Usual suspects working hard in sedate Benelux market

Despite continued efforts from the region’s stalwart investors, Benelux saw lacklustre dealflow in the first quarter of 2016, with few signs that final Q2 figures will do much to reverse this trend. Greg Gille reports
According to research from the unquote" proprietary database, there were 27 transactions in the Benelux region involving closed-ended funds in the first three months of the year, worth an overall €1.2bn. This marks a 29% drop in volume terms from the 38 deals announced in the first quarter of last year, which amounted to an aggregate €2.67bn.
More worryingly for institutional investors looking to put money to work in the region, the Q1 2016 figures confirm a downward trend initiated after a peak in Q2 last year: the third and fourth quarters of 2015 saw less dealflow, even though aggregate value was more unpredictable given the impact of a few large transactions.
A silver lining for local investors is that pricing for buyouts in the Benelux region seems to have moved back towards the lower, long-term average"
Looking more closely at figures for the first quarter of this year, the buyout segment, in particular, is the one that suffered the greater setback compared to the same period in 2015. GPs completed 10 transactions in the first three months of the year, amounting to a combined €1bn, compared with 17 buyouts worth an overall €2.6bn in Q1 last year.
The Benelux countries were not the only ones seeing tepid levels of action in the first quarter, though. According to the latest issue of the unquote" Private Equity Barometer, a total of 348 buyouts were completed across Europe in Q1, the lowest number seen in the past 10 quarters and more than 30% below the sample's peak of 506 in Q4 2014. These transactions were valued at €16.3bn, which is 54.2% short of the €35.6bn transacted over the preceding three months.
One silver lining for local investors is that pricing for buyouts in the Benelux region seems to have moved back towards the lower, long-term average following a surge in Q2 last year, which coincided with the higher levels of buyout activity in the region. According to the Multiples Heatmap research project, published by unquote" in association with Clearwater International, the average EBITDA multiple at entry settled back in the region of 9.4x in the third quarter last year, compared with 11.5x in the previous three months.
Data is currently being compiled for the fourth quarter of 2015, but preliminary findings would seem to confirm the trend witnessed in Q3, with multiples more in line with historical averages in the region.
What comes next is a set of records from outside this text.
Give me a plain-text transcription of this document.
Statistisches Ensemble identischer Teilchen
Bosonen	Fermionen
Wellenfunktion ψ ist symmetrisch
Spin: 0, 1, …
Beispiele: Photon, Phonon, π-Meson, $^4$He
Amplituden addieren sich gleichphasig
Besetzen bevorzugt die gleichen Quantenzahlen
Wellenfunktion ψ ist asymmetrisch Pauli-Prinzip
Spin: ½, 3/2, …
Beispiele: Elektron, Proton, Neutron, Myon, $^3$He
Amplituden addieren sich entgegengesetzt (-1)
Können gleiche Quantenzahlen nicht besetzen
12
It remains to be seen whether the even lower level of activity in recent weeks will maintain the region's status as a more affordable market compared with the European top tier of the UK, France and the Nordic region, or if the greater scarcity of attractive investment opportunities will result in more costly bidding wars.
Gimv, Gilde leading from the front
Opportunities might be more scarce, but the more prominent local investors do not seem phased and have continued to stick to a busy deployment and divestment schedule.
At the lower end of the market, Gimv had secured five transactions at the time of writing. Most recently, the firm backed Dutch welding technology supplier Arplas in a €10m MBO. Earlier this year, Gimv acquired Dutch climate control businesses Itho Daalderop and Klimaatgarant, with plans to merge both assets. According to the Benelux firm, its investment is one of the largest it has ever carried out in the Netherlands.
And Gimv has also been busy on the exit side. The firm was most notably part of the investor consortium that exited Belgian powertrains manufacturer Punch Powertrain in a sale to Chinese group Yinyi. The deal is understood to have valued Punch Powertrain at around €1bn, given the €500m turnover and €100m EBITDA forecast for 2016.
Another mainstay of the Benelux market, Gilde was slightly less busy in the first five months of the year but still managed to deploy capital in three transactions, with the highlight being Royal Reesink. Gilde, alongside other existing shareholders in the Dutch agriculture machinery specialist, launched an offer to fully acquire the business prior to a move from Alternext Amsterdam to Euronext. The purchase will be financed via a €279m mix of equity and debt; Gilde, Todlin and Navitas committed €109m in capital.